I was drawn to this subject after watching 9/11 Commission member John Lehman question then-National Security Adviser Condoleezza Rice about testimony suggesting that our government had capped the number of individuals of a particular ethnic group who could be singled out for secondary screening at any one time. But, as I learned, the PC influence didn't stop there.

Post-9/11, the Department of Transportation actually fined airlines that took into consideration the profile of the hijackers while seeking to prevent a repeat of the attacks. United and American - the carriers that each lost two aircraft and a total of more than 30 personnel on 9/11 - were each subject to "enforcement actions" that resulted in both paying a fine of $1.5 million.

Here's the typical scenario for which they were reprimanded: A pilot, who has an obligation to remove anyone perceived as a threat, would be told that a passenger was acting in a suspicious fashion, or seemed of Middle Eastern descent, or had a name that was either on a watch list or similar to such a name. A pilot who chose to have the man questioned, at the risk of delaying his travel, subjected the airline to disciplinary measures. I was appalled by the government's PC response then and remain so today.

We'd never tell an organized-crime task force to ignore Italian Americans while investigating La Cosa Nostra, and I'm certain no one told British intelligence to overlook the Irish while investigating the IRA in the 1980s. It's vital that law enforcement be free to transcend all political boundaries - left and right.

The shooter who two weeks ago killed six people at a Sikh temple outside Milwaukee was an Army veteran and neo-Nazi. Like the Oklahoma City bombers, he seemed to fit the profile that was discussed in a report from the Department of Homeland Security issued in April 2009 and titled: "Rightwing Extremism: Current Economic And Political Climate Fueling Resurgence in Radicalization and Recruitment."

The report was widely ridiculed in the conservative media, so much so that Homeland Security Secretary Janet Napolitano apologized for its issuance. Napolitano said she was most regretful over a footnote in the report which said that while there is no "specific information that domestic rightwing terrorists are currently planning acts of violence," such acts could come from unnamed "rightwing extremists" concerned about illegal immigration, abortion, increasing federal power, and restrictions on firearms - and singled out returning war veterans as susceptible to recruitment.

She should not have apologized, and it was hypocritical for those who embraced profiling when it targeted young Arab males to cry foul when this focus was published. After all, as even Fox News noted, just months before the issuance of the report, Homeland Security had released an assessment of left-wing threats, "focusing on cyberattacks and radical 'eco-terrorist' groups like Earth Liberation Front, accused of firebombing construction sites, logging companies, car dealerships, and food-science labs."

This has never been about the pursuit of all members of a particular ethnic or racial group.
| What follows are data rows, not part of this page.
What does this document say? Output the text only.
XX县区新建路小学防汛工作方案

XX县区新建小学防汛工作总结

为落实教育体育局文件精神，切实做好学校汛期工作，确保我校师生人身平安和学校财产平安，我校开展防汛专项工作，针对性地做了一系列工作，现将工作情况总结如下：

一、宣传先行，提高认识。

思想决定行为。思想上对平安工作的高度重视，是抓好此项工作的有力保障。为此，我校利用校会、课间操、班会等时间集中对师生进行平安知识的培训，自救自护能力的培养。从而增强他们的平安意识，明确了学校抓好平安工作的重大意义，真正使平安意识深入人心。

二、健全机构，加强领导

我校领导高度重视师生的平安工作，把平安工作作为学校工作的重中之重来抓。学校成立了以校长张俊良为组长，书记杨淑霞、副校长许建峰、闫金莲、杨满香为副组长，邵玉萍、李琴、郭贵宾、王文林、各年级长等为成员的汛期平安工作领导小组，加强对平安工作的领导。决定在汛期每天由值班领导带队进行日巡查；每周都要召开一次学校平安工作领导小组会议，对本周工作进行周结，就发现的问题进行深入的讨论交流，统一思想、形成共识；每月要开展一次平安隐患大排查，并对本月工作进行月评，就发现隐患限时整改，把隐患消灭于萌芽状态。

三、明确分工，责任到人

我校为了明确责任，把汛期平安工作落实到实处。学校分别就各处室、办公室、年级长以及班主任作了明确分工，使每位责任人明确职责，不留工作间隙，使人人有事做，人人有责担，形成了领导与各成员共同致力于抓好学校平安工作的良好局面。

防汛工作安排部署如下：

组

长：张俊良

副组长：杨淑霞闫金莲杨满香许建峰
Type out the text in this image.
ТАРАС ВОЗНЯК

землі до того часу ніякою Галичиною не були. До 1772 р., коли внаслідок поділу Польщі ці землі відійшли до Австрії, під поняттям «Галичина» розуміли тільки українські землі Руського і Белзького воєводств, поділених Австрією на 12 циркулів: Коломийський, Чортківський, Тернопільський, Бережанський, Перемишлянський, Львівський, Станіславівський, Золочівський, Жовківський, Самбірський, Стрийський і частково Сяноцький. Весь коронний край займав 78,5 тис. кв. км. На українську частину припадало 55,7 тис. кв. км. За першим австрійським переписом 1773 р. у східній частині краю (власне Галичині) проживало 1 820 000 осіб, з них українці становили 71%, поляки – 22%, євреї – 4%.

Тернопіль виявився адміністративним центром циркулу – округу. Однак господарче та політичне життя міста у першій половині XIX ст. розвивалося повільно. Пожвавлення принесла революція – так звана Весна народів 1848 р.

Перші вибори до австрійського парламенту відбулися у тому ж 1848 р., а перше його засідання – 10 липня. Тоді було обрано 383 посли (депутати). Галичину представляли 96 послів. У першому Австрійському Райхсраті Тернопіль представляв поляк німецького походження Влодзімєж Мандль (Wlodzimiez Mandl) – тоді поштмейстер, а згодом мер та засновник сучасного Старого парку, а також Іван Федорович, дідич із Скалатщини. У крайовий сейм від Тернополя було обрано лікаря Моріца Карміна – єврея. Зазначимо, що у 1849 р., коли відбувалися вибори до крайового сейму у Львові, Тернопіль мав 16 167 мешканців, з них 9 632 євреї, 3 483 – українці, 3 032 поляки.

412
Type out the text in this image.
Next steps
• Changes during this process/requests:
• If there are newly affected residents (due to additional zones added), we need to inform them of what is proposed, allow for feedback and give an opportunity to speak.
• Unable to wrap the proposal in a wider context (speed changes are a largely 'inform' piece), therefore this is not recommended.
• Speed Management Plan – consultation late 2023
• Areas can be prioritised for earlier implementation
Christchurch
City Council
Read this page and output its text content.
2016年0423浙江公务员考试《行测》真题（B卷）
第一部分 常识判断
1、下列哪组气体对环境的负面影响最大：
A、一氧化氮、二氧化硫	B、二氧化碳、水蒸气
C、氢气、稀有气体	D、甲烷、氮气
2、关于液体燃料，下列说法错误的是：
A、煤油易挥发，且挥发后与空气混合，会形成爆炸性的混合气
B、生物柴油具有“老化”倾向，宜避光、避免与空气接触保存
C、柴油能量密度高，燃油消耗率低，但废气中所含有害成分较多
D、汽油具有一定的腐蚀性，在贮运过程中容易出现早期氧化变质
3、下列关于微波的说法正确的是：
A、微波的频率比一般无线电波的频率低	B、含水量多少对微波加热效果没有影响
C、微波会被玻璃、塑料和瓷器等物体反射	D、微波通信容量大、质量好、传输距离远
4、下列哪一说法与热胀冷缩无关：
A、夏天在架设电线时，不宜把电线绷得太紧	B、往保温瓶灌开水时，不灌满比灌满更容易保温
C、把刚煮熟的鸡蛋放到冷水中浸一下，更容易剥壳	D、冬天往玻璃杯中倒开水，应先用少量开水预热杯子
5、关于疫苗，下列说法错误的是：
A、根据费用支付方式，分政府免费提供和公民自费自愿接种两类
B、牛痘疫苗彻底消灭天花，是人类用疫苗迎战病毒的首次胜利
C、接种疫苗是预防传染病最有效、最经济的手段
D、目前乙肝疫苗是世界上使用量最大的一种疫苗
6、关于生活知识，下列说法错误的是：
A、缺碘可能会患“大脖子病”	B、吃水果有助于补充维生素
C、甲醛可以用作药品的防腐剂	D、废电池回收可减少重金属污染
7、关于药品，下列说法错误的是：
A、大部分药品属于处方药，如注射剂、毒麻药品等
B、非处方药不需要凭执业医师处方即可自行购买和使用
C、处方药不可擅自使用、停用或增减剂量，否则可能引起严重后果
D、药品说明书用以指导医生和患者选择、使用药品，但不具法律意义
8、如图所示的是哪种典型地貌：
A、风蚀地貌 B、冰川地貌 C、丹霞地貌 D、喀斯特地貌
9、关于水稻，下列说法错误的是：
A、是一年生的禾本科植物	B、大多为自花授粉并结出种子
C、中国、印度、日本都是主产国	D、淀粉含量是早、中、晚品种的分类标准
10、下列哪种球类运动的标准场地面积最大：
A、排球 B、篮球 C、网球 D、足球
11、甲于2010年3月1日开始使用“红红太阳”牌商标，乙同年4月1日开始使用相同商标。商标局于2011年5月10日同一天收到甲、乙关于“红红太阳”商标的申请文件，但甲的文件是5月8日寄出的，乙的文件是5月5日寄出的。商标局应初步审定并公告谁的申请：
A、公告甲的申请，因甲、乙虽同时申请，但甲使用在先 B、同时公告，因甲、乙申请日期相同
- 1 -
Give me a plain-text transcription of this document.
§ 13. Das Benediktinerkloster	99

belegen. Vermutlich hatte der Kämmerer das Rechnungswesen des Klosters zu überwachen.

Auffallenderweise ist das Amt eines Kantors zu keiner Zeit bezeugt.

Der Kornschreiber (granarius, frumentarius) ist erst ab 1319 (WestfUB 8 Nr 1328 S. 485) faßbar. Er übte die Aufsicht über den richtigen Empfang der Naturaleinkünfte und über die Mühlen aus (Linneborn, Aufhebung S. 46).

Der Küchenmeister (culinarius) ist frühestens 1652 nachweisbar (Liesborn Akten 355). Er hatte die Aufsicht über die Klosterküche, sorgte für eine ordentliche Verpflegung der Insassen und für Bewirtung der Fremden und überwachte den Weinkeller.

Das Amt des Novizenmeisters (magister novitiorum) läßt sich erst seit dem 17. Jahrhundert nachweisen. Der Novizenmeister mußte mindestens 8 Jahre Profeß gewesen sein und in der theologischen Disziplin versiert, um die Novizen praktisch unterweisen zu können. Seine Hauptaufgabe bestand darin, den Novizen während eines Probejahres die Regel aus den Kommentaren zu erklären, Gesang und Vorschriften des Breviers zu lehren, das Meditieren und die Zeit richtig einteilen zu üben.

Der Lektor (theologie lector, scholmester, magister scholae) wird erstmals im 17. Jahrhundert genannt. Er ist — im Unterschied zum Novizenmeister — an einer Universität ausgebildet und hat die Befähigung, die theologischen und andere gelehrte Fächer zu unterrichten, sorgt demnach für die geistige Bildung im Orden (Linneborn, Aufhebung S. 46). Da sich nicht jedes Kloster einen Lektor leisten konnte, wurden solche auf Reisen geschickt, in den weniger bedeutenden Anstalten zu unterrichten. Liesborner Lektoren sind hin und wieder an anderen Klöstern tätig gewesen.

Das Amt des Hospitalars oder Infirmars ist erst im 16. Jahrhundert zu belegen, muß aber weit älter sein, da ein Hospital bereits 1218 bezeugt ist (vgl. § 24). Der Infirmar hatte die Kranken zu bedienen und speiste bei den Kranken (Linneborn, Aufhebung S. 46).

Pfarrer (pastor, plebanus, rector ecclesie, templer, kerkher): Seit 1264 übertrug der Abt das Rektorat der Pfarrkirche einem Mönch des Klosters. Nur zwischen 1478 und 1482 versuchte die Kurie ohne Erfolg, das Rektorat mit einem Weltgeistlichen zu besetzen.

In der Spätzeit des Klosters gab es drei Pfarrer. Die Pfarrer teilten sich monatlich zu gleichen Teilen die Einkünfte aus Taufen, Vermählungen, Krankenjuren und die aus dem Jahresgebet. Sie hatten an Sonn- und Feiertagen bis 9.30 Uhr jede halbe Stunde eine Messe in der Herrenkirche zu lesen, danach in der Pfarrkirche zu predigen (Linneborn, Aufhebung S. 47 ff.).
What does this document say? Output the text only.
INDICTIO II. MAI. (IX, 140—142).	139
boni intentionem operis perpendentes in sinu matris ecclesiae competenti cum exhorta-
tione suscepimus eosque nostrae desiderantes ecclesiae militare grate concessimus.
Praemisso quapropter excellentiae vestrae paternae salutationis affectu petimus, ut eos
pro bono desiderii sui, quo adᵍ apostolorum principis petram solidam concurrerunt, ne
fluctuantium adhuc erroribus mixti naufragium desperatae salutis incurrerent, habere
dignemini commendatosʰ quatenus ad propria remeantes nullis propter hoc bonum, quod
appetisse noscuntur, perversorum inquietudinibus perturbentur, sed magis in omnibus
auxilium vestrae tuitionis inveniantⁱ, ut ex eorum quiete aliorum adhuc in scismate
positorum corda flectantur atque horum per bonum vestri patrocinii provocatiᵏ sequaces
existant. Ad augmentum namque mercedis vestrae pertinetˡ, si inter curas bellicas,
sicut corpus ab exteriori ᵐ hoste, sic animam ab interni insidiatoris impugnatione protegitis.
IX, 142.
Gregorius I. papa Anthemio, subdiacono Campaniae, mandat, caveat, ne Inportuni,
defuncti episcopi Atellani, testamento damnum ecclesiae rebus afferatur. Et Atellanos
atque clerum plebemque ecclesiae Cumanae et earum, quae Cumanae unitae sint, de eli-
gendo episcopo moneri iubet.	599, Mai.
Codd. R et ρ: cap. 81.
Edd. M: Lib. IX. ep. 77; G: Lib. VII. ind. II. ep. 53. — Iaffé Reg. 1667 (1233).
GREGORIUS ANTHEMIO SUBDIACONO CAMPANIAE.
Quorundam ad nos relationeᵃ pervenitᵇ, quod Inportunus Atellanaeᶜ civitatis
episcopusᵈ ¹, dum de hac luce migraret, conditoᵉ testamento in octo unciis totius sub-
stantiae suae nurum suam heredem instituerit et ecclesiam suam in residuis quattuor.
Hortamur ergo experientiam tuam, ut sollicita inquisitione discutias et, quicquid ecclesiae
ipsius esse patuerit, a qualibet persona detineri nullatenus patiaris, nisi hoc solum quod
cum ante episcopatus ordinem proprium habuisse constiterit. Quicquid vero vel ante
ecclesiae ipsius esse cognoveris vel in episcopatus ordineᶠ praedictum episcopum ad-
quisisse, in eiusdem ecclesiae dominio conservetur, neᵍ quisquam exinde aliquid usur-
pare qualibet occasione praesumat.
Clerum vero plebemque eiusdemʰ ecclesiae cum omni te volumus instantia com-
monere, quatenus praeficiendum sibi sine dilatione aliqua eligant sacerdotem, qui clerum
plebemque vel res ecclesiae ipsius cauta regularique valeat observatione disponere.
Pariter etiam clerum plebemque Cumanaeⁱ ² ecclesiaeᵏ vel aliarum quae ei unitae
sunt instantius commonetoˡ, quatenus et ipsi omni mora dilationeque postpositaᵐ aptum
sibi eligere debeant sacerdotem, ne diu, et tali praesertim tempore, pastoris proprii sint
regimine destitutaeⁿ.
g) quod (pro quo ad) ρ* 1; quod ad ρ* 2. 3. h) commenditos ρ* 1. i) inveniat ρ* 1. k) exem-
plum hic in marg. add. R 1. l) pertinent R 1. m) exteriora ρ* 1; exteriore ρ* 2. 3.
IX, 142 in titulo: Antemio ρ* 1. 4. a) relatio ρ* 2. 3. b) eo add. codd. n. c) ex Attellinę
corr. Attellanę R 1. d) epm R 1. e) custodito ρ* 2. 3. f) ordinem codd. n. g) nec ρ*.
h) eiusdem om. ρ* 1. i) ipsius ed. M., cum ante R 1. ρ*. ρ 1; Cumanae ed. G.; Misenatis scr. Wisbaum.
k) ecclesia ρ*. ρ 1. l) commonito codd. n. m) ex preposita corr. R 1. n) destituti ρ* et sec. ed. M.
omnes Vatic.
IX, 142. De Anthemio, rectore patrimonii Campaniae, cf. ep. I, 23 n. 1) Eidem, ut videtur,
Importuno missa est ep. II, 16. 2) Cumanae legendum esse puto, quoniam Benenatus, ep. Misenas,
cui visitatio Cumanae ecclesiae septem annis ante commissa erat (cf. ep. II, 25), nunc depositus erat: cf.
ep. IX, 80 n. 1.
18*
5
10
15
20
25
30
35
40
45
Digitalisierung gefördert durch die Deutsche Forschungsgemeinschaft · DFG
It's about freeing law enforcement of concerns over who might be offended when it is pursuing legitimate leads. Thank goodness Jose Melendez-Perez, the Immigration and Naturalization Service agent who deterred the presumed 20th hijacker from entering the United States in August 2001, didn't listen to coworkers' concerns about targeting a Saudi national.

The recent complaints at Logan stem not from the use of profiling but the use of the wrong profile. There is no threat posed by African Americans with baseball hats on backward, or Hispanics flying to Miami. They are not, as a group, threatening national security. But if that should change, then those descriptions should be taken into account. Same with suburban, bald white guys.

Eleven years later, the lesson is the same: Everyone needs to be screened, some more than others. Who they are is constantly evolving.